Could a major cell phone carrier buyout be the next big piece of news? According to sources with direct knowledge of the matter, T-Mobile is involved in preliminary talks for a merger deal early in 2013. While this story is, as of now, not confirmed, we do believe the economic downturn could also be the perfect catalyst for such a merger. Our source declined to comment on who the buyout company is. Last year, AT&T dropped its bid of T-Mobile, after pressure from regulators, competitors and the public.
With Nokia Corporation (NYSE:NOK) struggling to keep up with Apple Inc. (NASDAQ:AAPL) and Samsung in the race to build the next smart phone, many carriers have shown losses in revenue over the last quarter. These losses could contribute to a decision to form a merger, or even possibly set up a buyout of T-Mobile, or other smaller carriers by one of the major players in the market.

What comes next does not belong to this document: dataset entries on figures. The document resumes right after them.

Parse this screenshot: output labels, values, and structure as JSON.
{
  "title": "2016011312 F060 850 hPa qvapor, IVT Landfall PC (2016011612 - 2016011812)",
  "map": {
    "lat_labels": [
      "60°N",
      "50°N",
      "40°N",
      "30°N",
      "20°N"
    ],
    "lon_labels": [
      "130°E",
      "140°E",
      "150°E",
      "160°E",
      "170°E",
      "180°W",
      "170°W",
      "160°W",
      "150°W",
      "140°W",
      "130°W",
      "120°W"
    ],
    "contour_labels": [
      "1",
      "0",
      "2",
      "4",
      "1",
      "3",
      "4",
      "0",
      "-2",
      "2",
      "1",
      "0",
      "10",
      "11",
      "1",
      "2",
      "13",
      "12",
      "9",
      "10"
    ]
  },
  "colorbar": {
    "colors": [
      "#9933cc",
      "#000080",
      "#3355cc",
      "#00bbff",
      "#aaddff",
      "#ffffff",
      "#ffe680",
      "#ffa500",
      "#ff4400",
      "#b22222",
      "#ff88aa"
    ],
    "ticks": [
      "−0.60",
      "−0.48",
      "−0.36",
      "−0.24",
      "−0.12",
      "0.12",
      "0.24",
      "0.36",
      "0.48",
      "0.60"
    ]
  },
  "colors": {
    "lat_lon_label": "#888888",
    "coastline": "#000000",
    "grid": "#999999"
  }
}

So, who would be interested in spending the money to buy out T-Mobile? Verizon Communications Inc. (NYSE:VZ), Sprint Nextel and Corporation (NYSE:S), would be the first large companies one would think of, if a buyout should take place. While many Americans are switching to prepaid services, in order to stay away from lengthy contracts and higher priced packages, a buyout of a smaller company, such as T-Mobile, would make perfect sense for these cellular giants.
Such a buyout would enable the larger company to add a sizable customer base to its revenue sources, and would allow them to offer stronger coverage to the existing customers of the smaller company. If Verizon, for instance, were to buy out T-Mobile, they would add roughly 30.8 million customers to their existing customer base of approximately 67 million. Such a buyout would make Verizon the largest single cellular carrier in the U.S., by a margin of over 25 million customers.
T-Mobile has much to offer whoever their prospective buyer might be, and it’s easy to see why they would attract the attention of the larger corporations. While our source hasn’t indicated exactly who was involved in the merger, he did say “…the future lies in cell phones. If there are any mergers, it might be with T-Mobile, or some other small phone company in 2013.” This would indicate that something big is about to happen in the way of cellular carriers in the United States.
As I said before, this story has not yet been confirmed by any of the carriers as of yet, so we will just have to wait and see. However, if the talks are successful, we could see a new leader in the world of cellular service, one who would be unsurpassed in earnings and growth potential.